Two months back, with a head splitting migraine, I was forced to visit a Neurologist, who, on some preliminary conversation, suggested me to a Neuropsychiatrist. I knew where I was going to be stranded. Multiple tests, both medical and psychological confirmed the diagnosis. I am now a walking psychological mess, diagnosed with high Major Depressive Disorder, Early Stage non-Schizophrenic Atypical Psychosis, Cluster A and C Personality Disorders, Cluster B Personality Disorders except Anti-Social PD, insomnia, and Major Anxiety Disorder. I was shattered, broken.
Like the arrow from sometime back, which was supposed to have been conquered, had come back and hit me straight in the mind. And amygdale, frontal and temporal lobe aberration looked like the physiological cause of my psychosis. I was worried if I would need to be sent to an asylum, but my therapist says it is not necessary yet. I have been put on a number of drugs, the number being so huge that I sometimes can’t keep a count. Escitalopram, Clonazepam, Aripiprazole, Alprazolam and Zaleplon, I am having them all. I carry a prescription always in my bag, not knowing when I might need it. Abusing my body with multiple drugs just to fit into a label of sanity that I am apparently dissociated from. Being bowled over by side effects that I don’t even remember at times. Undergoing Counselling and therapy every weekend with a hope of dealing with the psychological issues a sequin at a time, and to finally find peace, all have been a part of my life.

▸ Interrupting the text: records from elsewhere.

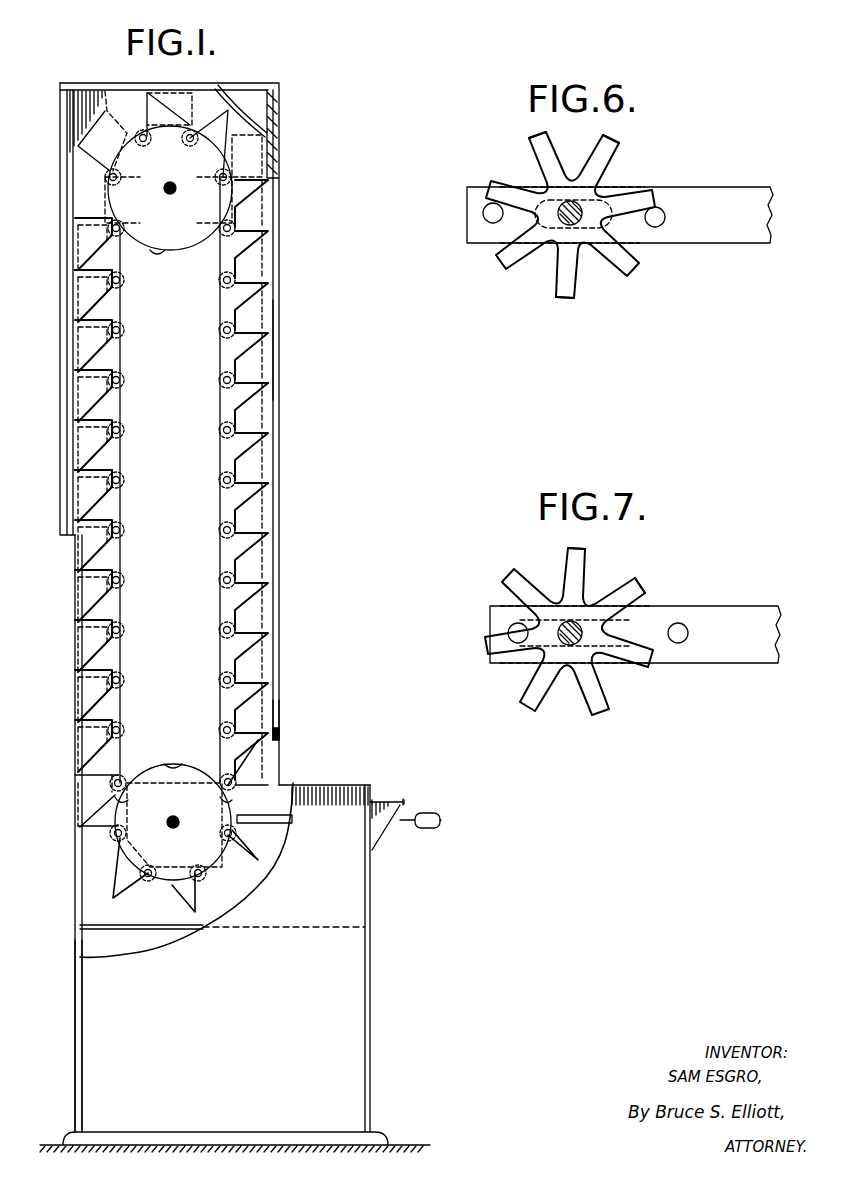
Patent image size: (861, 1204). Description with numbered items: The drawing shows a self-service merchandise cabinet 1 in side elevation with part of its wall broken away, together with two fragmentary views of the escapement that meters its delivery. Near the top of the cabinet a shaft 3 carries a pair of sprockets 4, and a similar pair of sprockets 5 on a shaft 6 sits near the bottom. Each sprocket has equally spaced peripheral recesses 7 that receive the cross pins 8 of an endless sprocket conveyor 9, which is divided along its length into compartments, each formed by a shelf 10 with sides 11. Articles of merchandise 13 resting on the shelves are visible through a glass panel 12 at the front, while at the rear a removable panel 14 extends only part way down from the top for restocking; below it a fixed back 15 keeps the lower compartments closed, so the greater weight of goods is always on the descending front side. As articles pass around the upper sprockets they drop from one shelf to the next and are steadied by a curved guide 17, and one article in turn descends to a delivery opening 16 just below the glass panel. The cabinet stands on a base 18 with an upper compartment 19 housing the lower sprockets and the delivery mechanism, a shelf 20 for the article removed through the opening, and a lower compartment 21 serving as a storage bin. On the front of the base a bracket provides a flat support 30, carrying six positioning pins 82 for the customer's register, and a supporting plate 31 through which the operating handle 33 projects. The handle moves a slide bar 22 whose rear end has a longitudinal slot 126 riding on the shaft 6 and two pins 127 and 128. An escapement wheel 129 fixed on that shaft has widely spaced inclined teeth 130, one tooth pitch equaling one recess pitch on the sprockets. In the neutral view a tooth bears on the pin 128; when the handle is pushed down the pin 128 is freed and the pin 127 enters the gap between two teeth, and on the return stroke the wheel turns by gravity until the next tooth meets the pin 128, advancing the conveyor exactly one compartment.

In FIG. 1, the cabinet 1 is at (279, 168).
In FIG. 1, the shaft 3 is at (164, 191).
In FIG. 1, the sprockets 4 is at (186, 240).
In FIG. 1, the sprockets 5 is at (187, 780).
In FIG. 1, the shaft 6 is at (173, 817).
In FIG. 6, the shaft 6 is at (566, 228).
In FIG. 7, the shaft 6 is at (573, 647).
In FIG. 1, the peripheral recesses 7 is at (219, 178).
In FIG. 1, the cross pins 8 is at (147, 141).
In FIG. 1, the endless sprocket conveyor 9 is at (120, 405).
In FIG. 1, the shelf 10 is at (265, 393).
In FIG. 1, the sides 11 is at (100, 360).
In FIG. 1, the glass panel 12 is at (273, 358).
In FIG. 1, the articles of merchandise 13 is at (105, 93).
In FIG. 1, the removable panel 14 is at (63, 272).
In FIG. 1, the fixed back 15 is at (75, 635).
In FIG. 1, the delivery opening 16 is at (270, 765).
In FIG. 1, the curved guide 17 is at (250, 110).
In FIG. 1, the base 18 is at (372, 1033).
In FIG. 1, the upper compartment 19 is at (85, 877).
In FIG. 1, the shelf 20 is at (327, 785).
In FIG. 1, the lower compartment 21 is at (107, 947).
In FIG. 1, the slide bar 22 is at (258, 824).
In FIG. 6, the slide bar 22 is at (728, 238).
In FIG. 7, the slide bar 22 is at (722, 658).
In FIG. 1, the flat support 30 is at (395, 802).
In FIG. 1, the supporting plate 31 is at (384, 838).
In FIG. 1, the operating handle 33 is at (428, 827).
In FIG. 1, the positioning pins 82 is at (373, 800).
In FIG. 6, the longitudinal slot 126 is at (617, 190).
In FIG. 7, the longitudinal slot 126 is at (638, 623).
In FIG. 6, the pin 127 is at (486, 214).
In FIG. 7, the pin 127 is at (512, 623).
In FIG. 6, the pin 128 is at (657, 228).
In FIG. 7, the pin 128 is at (688, 628).
In FIG. 6, the escapement wheel 129 is at (548, 190).
In FIG. 7, the escapement wheel 129 is at (548, 612).
In FIG. 6, the inclined teeth 130 is at (543, 143).
In FIG. 7, the inclined teeth 130 is at (592, 597).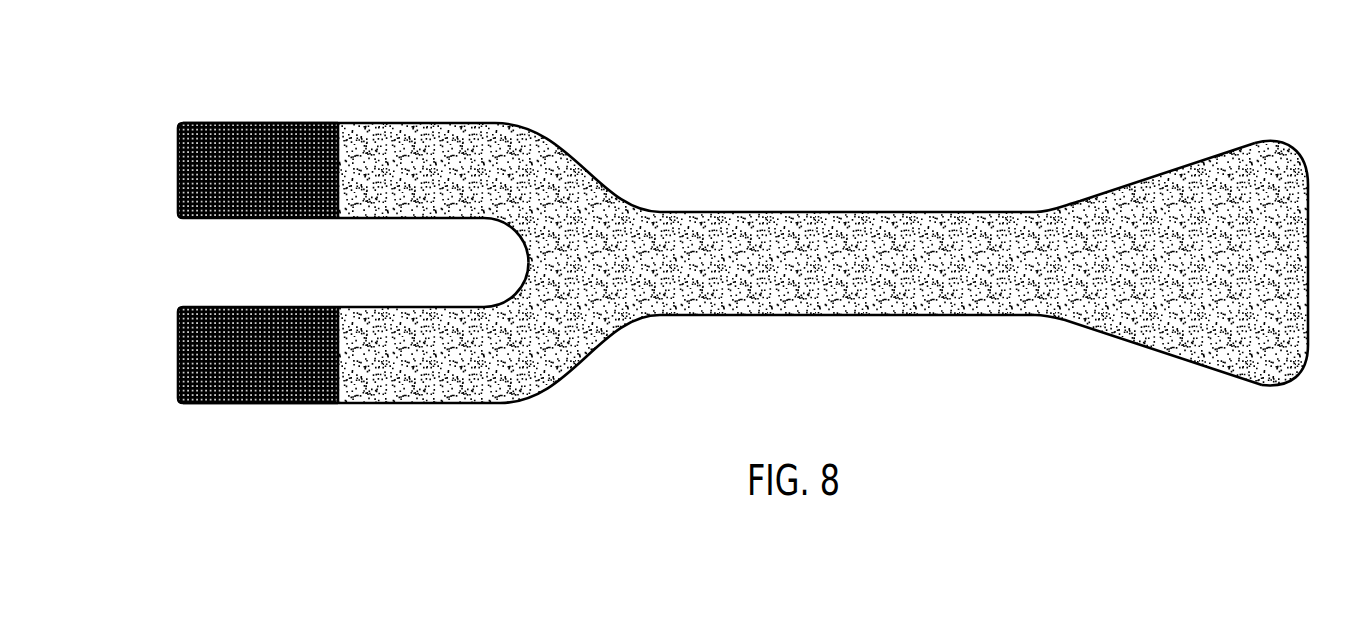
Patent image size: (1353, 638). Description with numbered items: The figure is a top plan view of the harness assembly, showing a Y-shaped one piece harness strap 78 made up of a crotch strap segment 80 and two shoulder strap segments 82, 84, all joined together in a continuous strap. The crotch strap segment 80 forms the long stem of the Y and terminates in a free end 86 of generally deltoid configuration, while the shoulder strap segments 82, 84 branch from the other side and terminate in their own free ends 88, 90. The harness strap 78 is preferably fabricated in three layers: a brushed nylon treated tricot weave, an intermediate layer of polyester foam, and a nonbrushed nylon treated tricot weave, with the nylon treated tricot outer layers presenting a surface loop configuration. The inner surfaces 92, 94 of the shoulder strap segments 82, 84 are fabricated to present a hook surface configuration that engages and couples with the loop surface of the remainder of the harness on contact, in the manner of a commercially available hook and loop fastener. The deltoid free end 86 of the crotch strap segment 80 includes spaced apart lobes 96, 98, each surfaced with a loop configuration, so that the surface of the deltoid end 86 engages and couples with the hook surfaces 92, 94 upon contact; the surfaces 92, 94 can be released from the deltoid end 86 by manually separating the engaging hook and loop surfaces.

The harness strap 78 is at (1008, 334).
The crotch strap segment 80 is at (897, 212).
The shoulder strap segment 82 is at (428, 123).
The shoulder strap segment 84 is at (463, 405).
The free end 86 is at (1160, 167).
The free end 88 is at (178, 173).
The free end 90 is at (178, 362).
The inner surface 92 is at (268, 122).
The inner surface 94 is at (268, 404).
The lobe 96 is at (1287, 142).
The lobe 98 is at (1288, 365).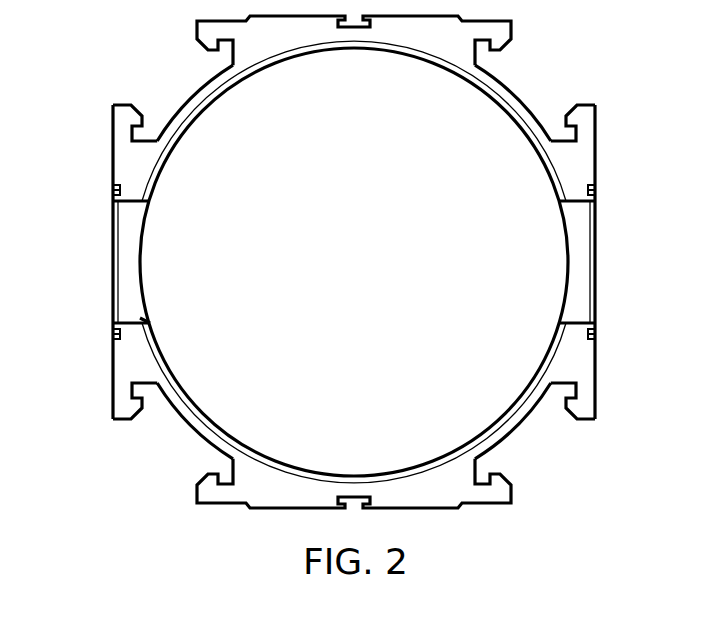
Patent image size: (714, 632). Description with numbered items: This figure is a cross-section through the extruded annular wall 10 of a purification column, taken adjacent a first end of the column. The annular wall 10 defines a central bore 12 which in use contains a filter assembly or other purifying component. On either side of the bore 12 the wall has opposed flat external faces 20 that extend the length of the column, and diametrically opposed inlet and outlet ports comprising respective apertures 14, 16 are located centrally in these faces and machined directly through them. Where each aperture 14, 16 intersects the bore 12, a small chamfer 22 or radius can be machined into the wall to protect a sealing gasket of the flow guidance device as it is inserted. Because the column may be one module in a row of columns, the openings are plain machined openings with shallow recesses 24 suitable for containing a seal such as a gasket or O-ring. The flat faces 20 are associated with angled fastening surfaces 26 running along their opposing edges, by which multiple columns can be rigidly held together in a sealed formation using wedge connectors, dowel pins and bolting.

The extruded annular wall 10 is at (519, 97).
The central bore 12 is at (372, 281).
The inlet port aperture 14 is at (127, 246).
The outlet port aperture 16 is at (582, 252).
The flat external faces 20 is at (113, 150).
The chamfer 22 is at (143, 314).
The shallow recesses 24 is at (596, 337).
The angled fastening surfaces 26 is at (140, 424).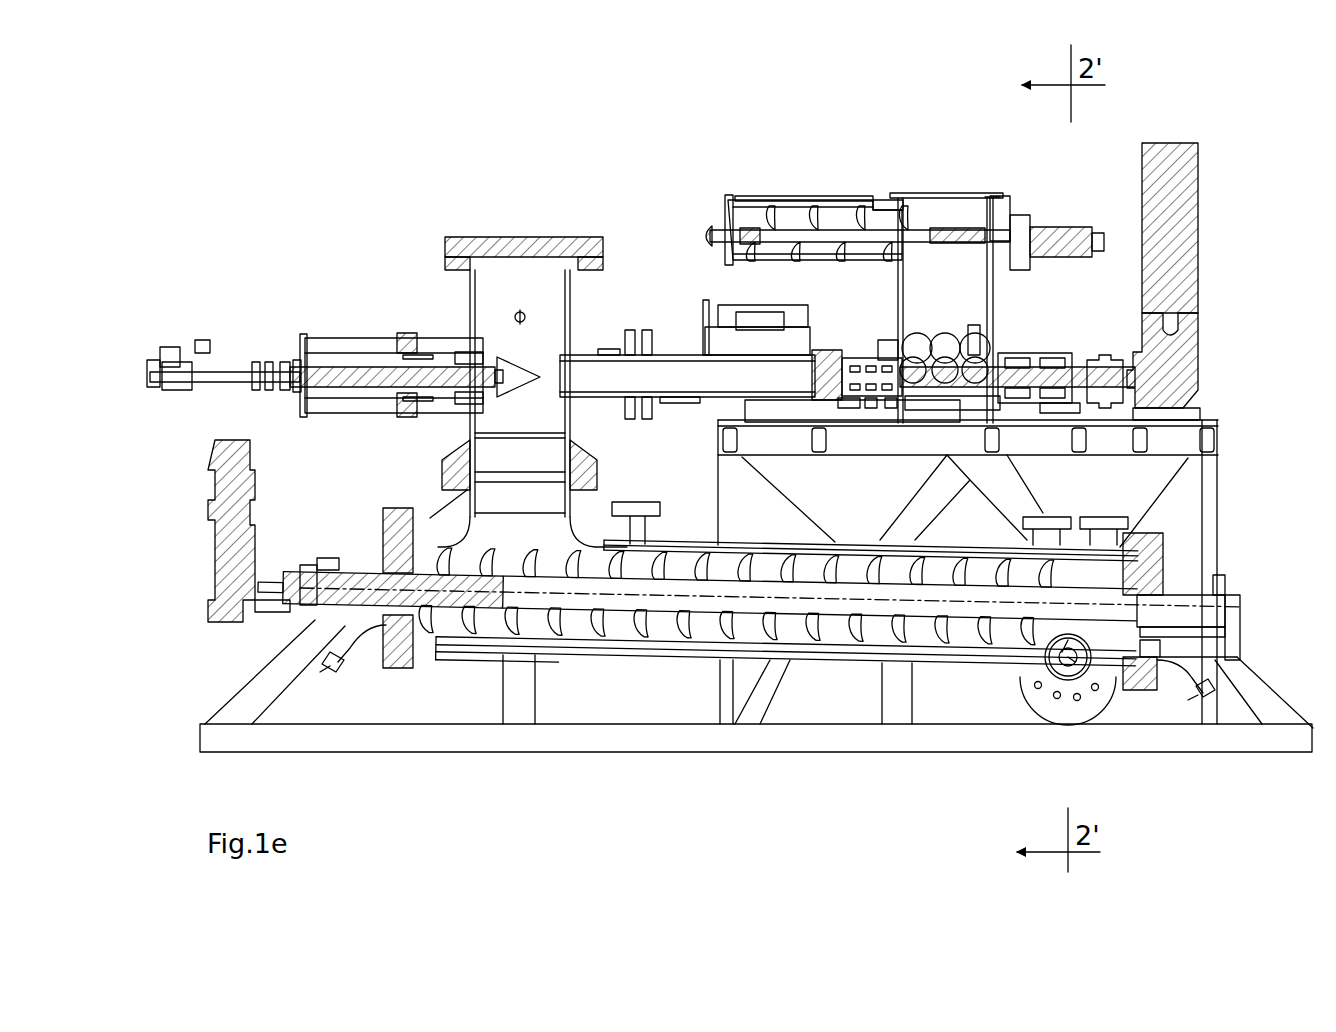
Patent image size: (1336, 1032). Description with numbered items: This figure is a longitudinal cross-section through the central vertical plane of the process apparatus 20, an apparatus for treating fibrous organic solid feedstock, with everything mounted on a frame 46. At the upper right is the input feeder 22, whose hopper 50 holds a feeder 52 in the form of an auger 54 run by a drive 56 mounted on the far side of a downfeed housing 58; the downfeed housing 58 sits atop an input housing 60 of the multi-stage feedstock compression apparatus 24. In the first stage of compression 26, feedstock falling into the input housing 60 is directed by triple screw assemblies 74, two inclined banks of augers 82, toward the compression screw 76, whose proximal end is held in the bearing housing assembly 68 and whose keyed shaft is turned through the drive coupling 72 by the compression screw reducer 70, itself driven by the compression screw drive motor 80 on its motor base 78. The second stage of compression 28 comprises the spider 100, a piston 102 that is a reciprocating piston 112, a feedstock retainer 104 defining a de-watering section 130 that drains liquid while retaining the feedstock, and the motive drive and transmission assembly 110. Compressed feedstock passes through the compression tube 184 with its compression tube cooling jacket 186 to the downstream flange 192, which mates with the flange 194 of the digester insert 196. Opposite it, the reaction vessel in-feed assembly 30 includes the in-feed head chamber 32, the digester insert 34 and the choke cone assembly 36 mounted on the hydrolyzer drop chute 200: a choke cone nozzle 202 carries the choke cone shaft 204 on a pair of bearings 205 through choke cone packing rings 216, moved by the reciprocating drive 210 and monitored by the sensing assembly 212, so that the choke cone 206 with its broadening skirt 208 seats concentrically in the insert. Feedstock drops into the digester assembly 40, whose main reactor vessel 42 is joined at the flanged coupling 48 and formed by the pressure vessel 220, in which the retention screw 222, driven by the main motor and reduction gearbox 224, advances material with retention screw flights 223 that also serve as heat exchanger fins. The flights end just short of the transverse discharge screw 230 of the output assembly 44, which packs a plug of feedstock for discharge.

The process apparatus 20 is at (410, 165).
The input feeder 22 is at (747, 198).
The multi-stage feedstock compression apparatus 24 is at (838, 252).
The first stage of compression 26 is at (890, 357).
The second stage of compression 28 is at (845, 357).
The reaction vessel in-feed assembly 30 is at (585, 247).
The in-feed head chamber 32 is at (518, 272).
The digester insert 34 is at (590, 355).
The choke cone assembly 36 is at (340, 345).
The digester assembly 40 is at (592, 650).
The main reactor vessel 42 is at (613, 645).
The output assembly 44 is at (1068, 680).
The frame 46 is at (1000, 748).
The flanged coupling 48 is at (442, 482).
The hopper 50 is at (767, 198).
The feeder 52 is at (777, 205).
The auger 54 is at (875, 200).
The drive 56 is at (1068, 232).
The downfeed housing 58 is at (985, 197).
The input housing 60 is at (1003, 308).
The bearing housing assembly 68 is at (1045, 352).
The compression screw reducer 70 is at (1193, 333).
The drive coupling 72 is at (1105, 356).
The triple screw assemblies 74 is at (974, 325).
The compression screw 76 is at (1062, 413).
The motor base 78 is at (1192, 402).
The compression screw drive motor 80 is at (1196, 186).
The augers 82 is at (950, 322).
The spider 100 is at (740, 405).
The piston 102 is at (940, 408).
The feedstock retainer 104 is at (840, 408).
The motive drive and transmission assembly 110 is at (869, 408).
The reciprocating piston 112 is at (890, 408).
The de-watering section 130 is at (825, 400).
The compression tube 184 is at (682, 355).
The compression tube cooling jacket 186 is at (678, 402).
The downstream flange 192 is at (645, 330).
The flange 194 is at (615, 402).
The digester insert 196 is at (612, 352).
The hydrolyzer drop chute 200 is at (562, 302).
The choke cone nozzle 202 is at (433, 350).
The choke cone shaft 204 is at (466, 362).
The bearings 205 is at (450, 368).
The choke cone 206 is at (522, 375).
The broadening skirt 208 is at (473, 353).
The reciprocating drive 210 is at (253, 358).
The sensing assembly 212 is at (283, 355).
The choke cone packing rings 216 is at (416, 410).
The pressure vessel 220 is at (706, 645).
The retention screw 222 is at (722, 645).
The retention screw flights 223 is at (818, 632).
The main motor and reduction gearbox 224 is at (218, 556).
The discharge screw 230 is at (1085, 677).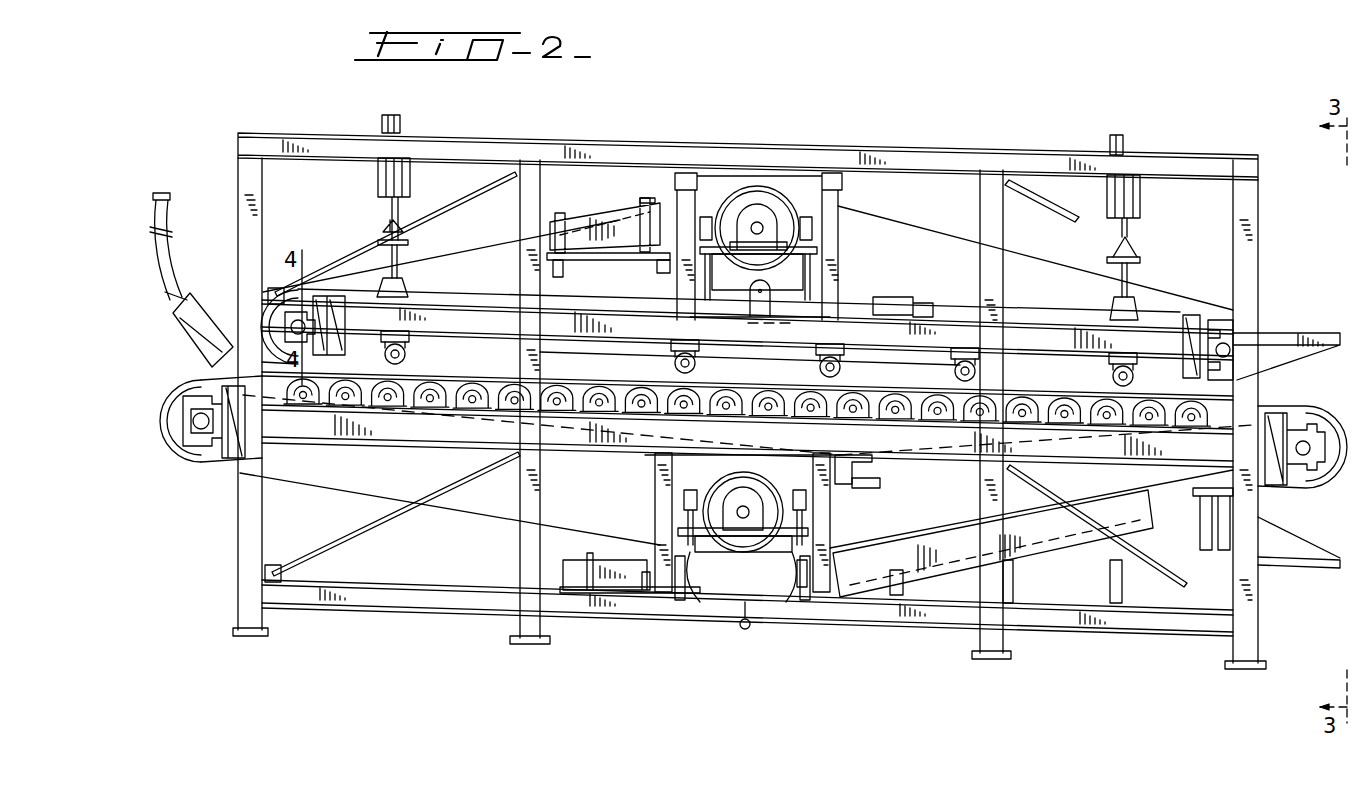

My social interactions, my general mode of functioning are being strangely hampered. Mood swings, depression, anxiety, all of these affect you in an invisible way, just like the astrologer’s stars and planets affect your life. I have recited Hamlet in one of my Psychotic moments, have had a nervous breakdown for which a high dosage of a sedative needed to be given, and have become socially reclusive.
Very few people know about all of this. I am yet to accept myself this way, to be comfortable with being a psychologically ill patient requiring treatment. But yes, I am consciously trying. I have a supportive partner, a few other supportive people, who tell me from time to time that I am not my disorders. To those who know and are supportive, one day when these scratch marks disappear from my hands and my mind has its functions running smoothly, I will ensure that the effort you are putting is not going to waste. Those who don’t and yet are close to me, please do not be sad, hurt or angry; it took me so much of time to understand myself, the mess I am, and finally put it into words. To those I have irritated and disturbed, knew that I probably don’t mean any of it. I am ‘mad’, ‘crazy’ and ‘crack’, and no, I do not need any sympathy for it.
I do not know why I am writing this article. Just to let my feelings out? Yes. Because my therapist has asked me to do so? Yes. But beyond that, it is also about trying to tell all the other people who are suffering from such conditions to take their time to understand and accept themselves.
I have recently started contributing to a well known Personality Disorders Page on Facebook, which has given me the opportunity to interact with various people who deal with and suffer from the problems too. They all are wonderful people, just slightly broken at certain places.
And trust me, we can be healed. And we can be loved. Give us a chance, and let us give you a chance.